What is a clean regex pattern for matching URL strings that stops at the first comma? Trying to extract values from an array of arrays in Google Sheets.
Cell A1
{https://www.myshop.com/shop/the_first_shop,Marcus. White's. Shop.,ACTIVE,US};{https://www.myshop.com/shop/a-second-shop,The first! Shop,CLOSED,UK};{EMPTY,ClosedShop,CLOSED,IN}
Desired Output (Cell B1)
https://www.myshop.com/shop/the_first_shop,https://www.myshop.com/shop/a-second-shop
I have figured out how to get a clean array of matching values in my desired output cell using:
=trim(regexreplace(regexreplace(regexreplace(REGEXREPLACE(A2,"/(https?:\/\/[^ ]*)/"," "),";"," "),"}"," "),"{"," "))
But I can't find a regex pattern that stops at a comma. For example, this soution:
"/(https?:\/\/[^ ]*)/"
matches the first URL, but gives me back:
https://www.myshop.com/shop/the_first_shop,Marcus. White's. Shop.,ACTIVE,US https://www.myshop.com/shop/a-second-shop,The first!
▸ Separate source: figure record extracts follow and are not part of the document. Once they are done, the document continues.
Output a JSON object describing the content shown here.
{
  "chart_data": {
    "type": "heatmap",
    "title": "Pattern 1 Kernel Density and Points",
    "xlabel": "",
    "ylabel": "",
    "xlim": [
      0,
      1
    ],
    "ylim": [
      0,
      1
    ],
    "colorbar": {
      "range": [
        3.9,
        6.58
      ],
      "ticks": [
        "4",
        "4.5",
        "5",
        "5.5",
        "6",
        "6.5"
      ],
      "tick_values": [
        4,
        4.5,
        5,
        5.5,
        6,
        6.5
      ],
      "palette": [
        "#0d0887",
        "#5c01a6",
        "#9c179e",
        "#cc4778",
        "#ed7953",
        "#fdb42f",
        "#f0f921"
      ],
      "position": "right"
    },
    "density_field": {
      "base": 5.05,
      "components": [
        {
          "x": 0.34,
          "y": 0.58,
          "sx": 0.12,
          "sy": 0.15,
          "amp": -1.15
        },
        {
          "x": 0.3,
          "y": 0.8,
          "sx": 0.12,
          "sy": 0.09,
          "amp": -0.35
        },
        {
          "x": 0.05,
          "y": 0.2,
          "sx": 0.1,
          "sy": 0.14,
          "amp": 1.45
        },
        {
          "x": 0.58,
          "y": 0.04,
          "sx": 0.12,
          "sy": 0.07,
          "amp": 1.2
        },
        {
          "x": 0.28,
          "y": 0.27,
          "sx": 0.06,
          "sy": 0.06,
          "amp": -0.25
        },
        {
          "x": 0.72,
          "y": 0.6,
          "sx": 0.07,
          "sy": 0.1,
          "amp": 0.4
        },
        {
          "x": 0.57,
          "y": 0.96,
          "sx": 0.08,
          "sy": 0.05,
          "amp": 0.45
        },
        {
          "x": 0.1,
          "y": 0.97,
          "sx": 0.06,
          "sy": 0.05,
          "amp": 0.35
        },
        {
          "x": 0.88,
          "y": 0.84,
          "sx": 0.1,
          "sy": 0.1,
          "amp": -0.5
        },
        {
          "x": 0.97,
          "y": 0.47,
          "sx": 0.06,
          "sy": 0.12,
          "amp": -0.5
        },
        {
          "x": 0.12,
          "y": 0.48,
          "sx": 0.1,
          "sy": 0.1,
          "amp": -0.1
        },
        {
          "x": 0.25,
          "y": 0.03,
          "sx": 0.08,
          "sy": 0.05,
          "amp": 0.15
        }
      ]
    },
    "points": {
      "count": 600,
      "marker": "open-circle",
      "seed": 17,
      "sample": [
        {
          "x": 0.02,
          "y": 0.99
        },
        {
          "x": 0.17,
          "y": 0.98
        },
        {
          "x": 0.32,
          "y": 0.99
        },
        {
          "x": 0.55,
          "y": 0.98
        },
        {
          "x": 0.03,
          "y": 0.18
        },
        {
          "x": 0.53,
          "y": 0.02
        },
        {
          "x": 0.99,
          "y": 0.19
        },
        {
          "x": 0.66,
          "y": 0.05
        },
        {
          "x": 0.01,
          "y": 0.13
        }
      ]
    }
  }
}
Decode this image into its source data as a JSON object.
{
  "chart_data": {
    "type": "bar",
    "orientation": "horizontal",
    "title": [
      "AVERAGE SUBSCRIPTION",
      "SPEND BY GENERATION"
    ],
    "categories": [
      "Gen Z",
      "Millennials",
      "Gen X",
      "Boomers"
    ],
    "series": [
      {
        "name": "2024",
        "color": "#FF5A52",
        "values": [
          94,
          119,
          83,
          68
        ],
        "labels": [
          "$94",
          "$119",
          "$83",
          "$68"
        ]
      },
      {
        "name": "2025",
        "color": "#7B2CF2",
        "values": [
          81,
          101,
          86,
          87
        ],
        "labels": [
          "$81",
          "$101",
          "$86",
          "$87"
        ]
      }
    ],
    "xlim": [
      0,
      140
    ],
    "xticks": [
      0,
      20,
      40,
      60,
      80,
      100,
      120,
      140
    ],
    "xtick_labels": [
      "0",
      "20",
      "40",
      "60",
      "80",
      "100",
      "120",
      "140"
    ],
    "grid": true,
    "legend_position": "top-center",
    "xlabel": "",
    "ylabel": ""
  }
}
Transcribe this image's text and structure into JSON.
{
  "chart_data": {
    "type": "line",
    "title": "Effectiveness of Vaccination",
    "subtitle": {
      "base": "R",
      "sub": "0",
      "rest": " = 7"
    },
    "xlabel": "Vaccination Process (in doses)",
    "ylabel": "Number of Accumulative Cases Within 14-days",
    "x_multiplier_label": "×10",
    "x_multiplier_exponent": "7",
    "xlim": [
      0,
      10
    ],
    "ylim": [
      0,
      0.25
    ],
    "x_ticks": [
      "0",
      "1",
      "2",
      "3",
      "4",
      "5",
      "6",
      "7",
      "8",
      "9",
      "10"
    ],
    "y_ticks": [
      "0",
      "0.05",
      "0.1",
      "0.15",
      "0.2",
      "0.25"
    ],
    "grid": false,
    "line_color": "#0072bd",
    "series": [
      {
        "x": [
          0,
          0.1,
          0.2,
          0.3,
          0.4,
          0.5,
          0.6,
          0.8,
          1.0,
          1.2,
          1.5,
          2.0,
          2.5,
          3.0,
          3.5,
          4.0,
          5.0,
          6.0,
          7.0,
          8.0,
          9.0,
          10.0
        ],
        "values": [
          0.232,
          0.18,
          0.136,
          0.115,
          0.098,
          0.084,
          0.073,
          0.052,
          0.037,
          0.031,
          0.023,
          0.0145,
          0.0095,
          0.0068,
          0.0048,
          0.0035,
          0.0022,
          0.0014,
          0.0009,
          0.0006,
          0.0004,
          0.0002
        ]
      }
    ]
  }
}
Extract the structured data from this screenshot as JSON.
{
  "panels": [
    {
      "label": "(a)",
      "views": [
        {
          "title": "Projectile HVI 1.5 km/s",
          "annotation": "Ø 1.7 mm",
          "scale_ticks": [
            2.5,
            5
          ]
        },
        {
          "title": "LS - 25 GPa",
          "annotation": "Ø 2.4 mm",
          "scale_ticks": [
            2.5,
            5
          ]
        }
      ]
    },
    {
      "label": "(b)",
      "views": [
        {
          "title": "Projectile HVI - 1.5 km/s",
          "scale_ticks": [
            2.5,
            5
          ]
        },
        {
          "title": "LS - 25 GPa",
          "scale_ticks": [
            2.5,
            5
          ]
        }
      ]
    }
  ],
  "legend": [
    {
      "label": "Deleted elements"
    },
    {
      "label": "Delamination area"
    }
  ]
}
Shop,CLOSED,UK EMPTY,ClosedShop,CLOSED,IN
I'd go with REGEXREPLACE
and use:
=REGEXREPLACE(A1,".*?(?:(https.*?)|$)","$1")
Just a trailing comma to deal with...
=REGEXREPLACE(REGEXREPLACE(A1,".*?(?:(https.*?(,))|$)","$1"),",$","")
A much longer alternative to REGEXREPLACE
could be:
=TEXTJOIN(",",,QUERY(TRANSPOSE(SPLIT(SUBSTITUTE(SUBSTITUTE(A1,"{","}"),"}",","),",")),"Select Col1 where Col1 like 'http%'"))